By Bruce Clay

If you use a hosted e-commerce site, you want to make sure you employ SEO techniques to get noticed. Many service providers make it easy for people use to set up an e-commerce storefront quickly. Online options for proprietors range from joining an online marketplace (like Etsy for retailers and Fiverr for those offering creative services) to building your own website.

You can run your online storefront on your own domain; some e-commerce platforms offer store owners design templates, easy wizards for inputting products, and functionality to accept credit card, debit card, and PayPal payments. These e-commerce content management systems come in two flavors: hosted and self-hosted. With a self-hosted e-commerce platform, you get software to build and manage your site, but you have to get your own web host.
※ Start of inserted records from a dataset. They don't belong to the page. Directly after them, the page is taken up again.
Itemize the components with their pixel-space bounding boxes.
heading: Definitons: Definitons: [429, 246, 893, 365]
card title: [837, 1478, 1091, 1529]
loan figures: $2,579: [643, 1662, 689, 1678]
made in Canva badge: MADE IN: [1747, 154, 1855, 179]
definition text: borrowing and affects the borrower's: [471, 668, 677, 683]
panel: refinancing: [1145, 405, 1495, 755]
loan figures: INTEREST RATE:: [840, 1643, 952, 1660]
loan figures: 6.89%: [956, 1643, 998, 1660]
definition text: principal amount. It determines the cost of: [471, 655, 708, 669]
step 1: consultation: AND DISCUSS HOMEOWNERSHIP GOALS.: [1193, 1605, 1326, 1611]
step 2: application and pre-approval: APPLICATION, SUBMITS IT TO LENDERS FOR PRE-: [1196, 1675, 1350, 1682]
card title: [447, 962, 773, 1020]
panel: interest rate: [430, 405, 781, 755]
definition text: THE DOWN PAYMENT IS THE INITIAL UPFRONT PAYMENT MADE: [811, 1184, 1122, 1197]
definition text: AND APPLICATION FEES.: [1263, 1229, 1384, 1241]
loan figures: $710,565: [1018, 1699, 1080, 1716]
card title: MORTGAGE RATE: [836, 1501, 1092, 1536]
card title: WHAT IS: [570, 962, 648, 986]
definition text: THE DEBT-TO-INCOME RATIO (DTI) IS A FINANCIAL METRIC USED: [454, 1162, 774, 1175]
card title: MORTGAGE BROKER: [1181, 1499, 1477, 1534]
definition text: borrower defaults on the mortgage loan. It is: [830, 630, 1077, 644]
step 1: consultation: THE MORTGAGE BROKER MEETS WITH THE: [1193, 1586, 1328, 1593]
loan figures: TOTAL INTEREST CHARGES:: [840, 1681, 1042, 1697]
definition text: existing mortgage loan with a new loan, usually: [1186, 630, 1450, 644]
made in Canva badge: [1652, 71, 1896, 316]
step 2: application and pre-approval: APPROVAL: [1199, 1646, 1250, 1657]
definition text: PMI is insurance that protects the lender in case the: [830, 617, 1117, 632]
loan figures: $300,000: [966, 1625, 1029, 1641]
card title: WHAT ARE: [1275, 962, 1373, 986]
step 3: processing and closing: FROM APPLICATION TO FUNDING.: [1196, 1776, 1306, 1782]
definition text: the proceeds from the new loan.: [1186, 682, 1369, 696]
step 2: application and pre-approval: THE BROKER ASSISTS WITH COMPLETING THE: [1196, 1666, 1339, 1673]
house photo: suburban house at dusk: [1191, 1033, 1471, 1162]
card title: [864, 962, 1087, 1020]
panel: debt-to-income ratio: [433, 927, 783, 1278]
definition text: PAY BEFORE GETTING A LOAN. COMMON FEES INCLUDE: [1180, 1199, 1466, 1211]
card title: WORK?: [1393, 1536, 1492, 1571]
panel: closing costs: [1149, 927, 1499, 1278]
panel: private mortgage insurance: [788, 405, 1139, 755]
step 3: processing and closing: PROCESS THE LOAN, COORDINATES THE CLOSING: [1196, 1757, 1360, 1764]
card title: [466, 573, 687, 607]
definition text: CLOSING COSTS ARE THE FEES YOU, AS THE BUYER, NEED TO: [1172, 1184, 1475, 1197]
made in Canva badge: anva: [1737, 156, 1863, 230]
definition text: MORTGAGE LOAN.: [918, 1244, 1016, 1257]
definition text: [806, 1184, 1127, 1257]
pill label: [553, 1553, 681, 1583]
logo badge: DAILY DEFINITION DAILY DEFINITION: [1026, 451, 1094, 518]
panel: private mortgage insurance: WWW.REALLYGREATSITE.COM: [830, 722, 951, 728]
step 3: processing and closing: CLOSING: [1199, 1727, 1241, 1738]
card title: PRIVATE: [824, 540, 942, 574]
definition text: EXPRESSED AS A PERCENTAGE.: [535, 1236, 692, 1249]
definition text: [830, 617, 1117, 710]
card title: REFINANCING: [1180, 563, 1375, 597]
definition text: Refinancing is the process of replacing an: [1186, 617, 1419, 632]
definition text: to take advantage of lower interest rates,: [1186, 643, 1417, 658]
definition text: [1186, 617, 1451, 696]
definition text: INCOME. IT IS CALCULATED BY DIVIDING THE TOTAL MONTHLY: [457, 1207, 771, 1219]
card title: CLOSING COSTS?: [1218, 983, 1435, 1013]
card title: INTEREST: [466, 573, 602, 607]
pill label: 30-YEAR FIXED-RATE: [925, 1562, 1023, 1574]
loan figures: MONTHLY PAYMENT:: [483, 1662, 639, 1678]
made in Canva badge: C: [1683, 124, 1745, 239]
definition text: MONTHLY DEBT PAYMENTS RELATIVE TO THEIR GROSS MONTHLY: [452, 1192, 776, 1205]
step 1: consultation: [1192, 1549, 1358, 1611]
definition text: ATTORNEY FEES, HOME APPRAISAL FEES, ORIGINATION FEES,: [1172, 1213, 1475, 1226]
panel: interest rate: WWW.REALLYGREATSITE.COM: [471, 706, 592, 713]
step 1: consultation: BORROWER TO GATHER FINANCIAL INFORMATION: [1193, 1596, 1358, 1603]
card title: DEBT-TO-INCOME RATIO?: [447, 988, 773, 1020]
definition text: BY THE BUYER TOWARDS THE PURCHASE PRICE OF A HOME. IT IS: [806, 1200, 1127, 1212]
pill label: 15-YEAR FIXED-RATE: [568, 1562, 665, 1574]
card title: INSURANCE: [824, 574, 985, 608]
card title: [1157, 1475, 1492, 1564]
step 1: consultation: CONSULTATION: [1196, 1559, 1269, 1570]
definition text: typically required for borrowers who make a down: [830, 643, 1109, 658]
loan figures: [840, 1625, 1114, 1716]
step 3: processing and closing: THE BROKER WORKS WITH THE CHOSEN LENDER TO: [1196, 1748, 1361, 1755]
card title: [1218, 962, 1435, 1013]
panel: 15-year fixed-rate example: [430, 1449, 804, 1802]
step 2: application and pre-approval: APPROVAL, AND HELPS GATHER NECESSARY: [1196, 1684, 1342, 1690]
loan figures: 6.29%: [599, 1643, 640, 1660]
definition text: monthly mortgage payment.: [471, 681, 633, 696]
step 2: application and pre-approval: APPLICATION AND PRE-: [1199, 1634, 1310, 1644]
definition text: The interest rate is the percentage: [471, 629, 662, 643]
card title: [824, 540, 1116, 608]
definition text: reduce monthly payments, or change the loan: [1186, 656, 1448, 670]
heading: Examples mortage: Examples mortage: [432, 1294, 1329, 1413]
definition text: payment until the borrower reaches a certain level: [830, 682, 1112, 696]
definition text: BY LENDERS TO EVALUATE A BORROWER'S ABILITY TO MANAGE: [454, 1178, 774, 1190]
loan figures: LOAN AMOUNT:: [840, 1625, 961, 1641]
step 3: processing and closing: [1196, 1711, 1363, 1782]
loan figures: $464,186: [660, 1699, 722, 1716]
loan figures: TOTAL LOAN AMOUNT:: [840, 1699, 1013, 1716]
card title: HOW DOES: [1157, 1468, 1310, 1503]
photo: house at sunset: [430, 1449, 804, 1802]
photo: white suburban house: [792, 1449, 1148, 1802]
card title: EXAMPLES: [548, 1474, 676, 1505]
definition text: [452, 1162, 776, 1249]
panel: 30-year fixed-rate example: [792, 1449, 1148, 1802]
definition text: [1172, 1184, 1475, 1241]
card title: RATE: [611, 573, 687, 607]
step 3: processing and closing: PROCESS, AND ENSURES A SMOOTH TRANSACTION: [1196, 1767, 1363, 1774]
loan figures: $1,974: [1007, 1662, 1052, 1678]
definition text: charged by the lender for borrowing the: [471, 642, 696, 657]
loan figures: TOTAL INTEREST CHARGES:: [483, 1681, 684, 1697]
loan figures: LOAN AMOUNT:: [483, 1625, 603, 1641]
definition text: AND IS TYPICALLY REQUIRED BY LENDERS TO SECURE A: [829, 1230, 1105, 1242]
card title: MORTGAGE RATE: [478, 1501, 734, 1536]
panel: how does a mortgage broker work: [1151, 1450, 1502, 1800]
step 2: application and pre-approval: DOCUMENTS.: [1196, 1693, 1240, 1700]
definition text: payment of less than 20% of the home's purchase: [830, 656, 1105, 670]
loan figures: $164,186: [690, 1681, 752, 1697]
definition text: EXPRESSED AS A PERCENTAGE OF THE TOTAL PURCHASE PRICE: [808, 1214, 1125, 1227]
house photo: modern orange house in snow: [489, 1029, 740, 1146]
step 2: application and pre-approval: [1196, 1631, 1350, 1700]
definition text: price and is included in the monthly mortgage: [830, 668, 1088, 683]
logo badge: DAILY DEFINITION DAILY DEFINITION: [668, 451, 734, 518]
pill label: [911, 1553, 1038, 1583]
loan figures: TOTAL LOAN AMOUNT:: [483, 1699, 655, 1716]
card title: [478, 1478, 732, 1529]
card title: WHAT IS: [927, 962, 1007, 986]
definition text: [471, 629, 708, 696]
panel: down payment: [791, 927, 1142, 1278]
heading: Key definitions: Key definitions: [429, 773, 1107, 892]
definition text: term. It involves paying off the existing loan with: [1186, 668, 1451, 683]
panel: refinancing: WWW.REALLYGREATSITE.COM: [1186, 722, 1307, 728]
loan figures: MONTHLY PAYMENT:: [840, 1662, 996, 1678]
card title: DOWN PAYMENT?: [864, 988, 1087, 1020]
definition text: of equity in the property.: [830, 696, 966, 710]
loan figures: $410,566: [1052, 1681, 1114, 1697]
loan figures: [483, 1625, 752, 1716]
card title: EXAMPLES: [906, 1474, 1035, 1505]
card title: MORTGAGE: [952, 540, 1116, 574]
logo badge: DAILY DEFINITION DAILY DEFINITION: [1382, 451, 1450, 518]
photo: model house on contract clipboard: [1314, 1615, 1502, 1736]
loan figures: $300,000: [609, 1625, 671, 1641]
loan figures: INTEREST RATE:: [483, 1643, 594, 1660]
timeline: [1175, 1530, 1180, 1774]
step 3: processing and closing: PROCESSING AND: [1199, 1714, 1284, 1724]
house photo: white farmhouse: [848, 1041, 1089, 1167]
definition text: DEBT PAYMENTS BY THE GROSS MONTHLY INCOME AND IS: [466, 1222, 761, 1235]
One popular self-hosted e-commerce CMS is Magento.

What you should know about SEO considerations of a hosted e-commerce solution (which means that the same company that you use to create and manage your website also hosts it) is a little different. The biggest difference affecting your SEO campaign if you’re using what’s sometimes called an e-commerce service system is a loss of flexibility — you’re limited to the constraints of the shopping cart software and the provided hosting.

On the upside, a hosted e-commerce platform is an attractive solution for small and mid-sized retailers because it gives you just one vendor to turn to for all website support. Hosted e-commerce platforms include Yahoo Small Business, Shopify, Squarespace, and Wix.

If you’ve got a site built with a hosted e-commerce service, read on: The tips below show you how to get the most SEO value out of your hosted online store.

It is possible to make a hosted store rank highly for certain keywords. You can modify things, such as the look of the site, the domain name, and some of the important page elements. When you’re researching hosted e-commerce solutions, check to see whether you have control over as many of the following as possible:

  • Domain name: If you want your store to rank in the search engines, you should use your own domain. Register a good domain name and then set up your store using the platform’s provided domain settings.

  • Title tags: Because the Title tag is a key indicator to the search engines of what your page is about, you want the ability to customize what shows up in your Title tags so that they are each unique, have an appropriate length, and contain the keywords you’re trying to rank for in the search engines. A good hosted e-commerce solution lets you edit your Title tags individually and manually.

  • Meta tags: A hosted platform may create Meta description and Meta keywords tags by default. You’ll want the ability to modify them as needed.

  • Custom URLs: Being able to control the URLs to include keywords, make sure that they’re not too long, and support your themed architecture is important for SEO.

  • Organization of products by category: For siloing (a way of organizing your content into themes through site architecture and linking), you want to be able to separate products into categories.

  • 301 Redirects: You want to be able to put in place 301 Redirects, the best way to tell search engines that a page has been removed and replaced by a new page.

  • Robots text (robots.txt) file: Your robots.txt file instructs the search engine spiders which pages not to index and where to find your sitemap (a file that lists the pages in your website, linked so that spiders can easily navigate). An SEO-friendly hosted store will let you customize your robots.txt file.

  • Sitemap: An XML sitemap page that’s invisible to users but available to the search engines is critical to getting your site crawled and indexed by search engines. Check that your hosted e-commerce platform generates and links a proper sitemap.xml, listing every single URL on your site. If you choose to use a JavaScript-heavy template, the XML sitemap should allow for complete indexing of all pages.

  • Custom 404 Error page: Understand how your hosted store handles the 404 server status (the error code that means the page isn’t found) when a user tries to access a page that doesn’t exist. You want control over the content of the 404 Error page and where error pages may redirect.